Remember Tales by Tavernlight?
This is a pretty deep cut, even for die-hard PvP fans, but there was a time in (way back in the mid-90s) when I was posting comic strips about our characters from the video game Ultima Online to gaming forums.
I called it Tales By Tavernlight, and it’s the comic strip where Skull the Troll first appeared, believe it or not.
While reminiscing recently, I started doodling and reworking some of the characters from that old strip. That led to me creating new characters, and pretty soon, new ideas and gags started popping into my head. Before I knew it, I had written over a week of strips and started drawing them.
I’m not sure what my plans are for this yet. My goals right now are to draw enough strips to collect into a book that I’ll publish over KDP and Ingram Spark (pretty nice POD platforms that allow creators to sell books without having to fork up capital and space for inventory).
This is a bit inside baseball, but I’ve set up some ground rules for making this comic that I think are pretty interesting:
black and white only. I’ll color a cover, but the strips themselves are going to be presented in India-ink-o-vision
No pop culture references. PvP was so reference-heavy. I want this strip not to rely so much on that stuff. I’m trying to avoid D&D tropes despite its fantasy setting.
Speak to something human.

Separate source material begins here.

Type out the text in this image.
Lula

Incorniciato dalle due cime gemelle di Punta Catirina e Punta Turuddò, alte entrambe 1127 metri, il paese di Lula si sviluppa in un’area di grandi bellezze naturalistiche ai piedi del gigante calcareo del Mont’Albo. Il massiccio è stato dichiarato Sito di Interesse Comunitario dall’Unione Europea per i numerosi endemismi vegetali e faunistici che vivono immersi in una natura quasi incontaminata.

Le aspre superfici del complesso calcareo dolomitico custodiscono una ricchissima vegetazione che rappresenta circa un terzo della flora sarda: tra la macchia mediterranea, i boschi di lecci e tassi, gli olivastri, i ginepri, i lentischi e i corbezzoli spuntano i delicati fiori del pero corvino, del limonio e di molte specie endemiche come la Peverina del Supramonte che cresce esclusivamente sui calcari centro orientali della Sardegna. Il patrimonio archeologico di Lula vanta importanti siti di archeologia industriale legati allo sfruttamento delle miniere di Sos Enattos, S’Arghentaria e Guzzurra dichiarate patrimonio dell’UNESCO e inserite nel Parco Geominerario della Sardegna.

I want the gags to be funny, but I want them to at least comment on the human condition as much as possible.
I plan to draw a book's worth of strips before I ink anything. This will let me work out the kinks with these characters so when I do ink them, the designs are consistent throughout.
I’ve set these constraints to challenge myself and also because I want to create a comic strip that could have existed in the 70s or 80s. It would be really fun to present it in a book designed to look like a collection from back then. I can think of all kinds of trade dress and font choices to help give that impression.
I would love to post this online as well, but I have to think about how I want to do that. I hate the idea of putting comics behind a paywall, but the old monetization methods we used don’t work anymore. I dunno. That’s a later problem.
So this is what my summer looks like.
You know the old saying, “build the track and the train will follow?” I’m leaning heavily into it.
What? That’s not a saying?
Well, not yet anyway…
Loved, loved, loved seeing the sneak peeks o’ yer projects. Your level of work and draughtmanship is immense! Always inspiring stuff.
Your shape language has always been so great, Scott. I'm digging the new designs for Tales by Tavernlight!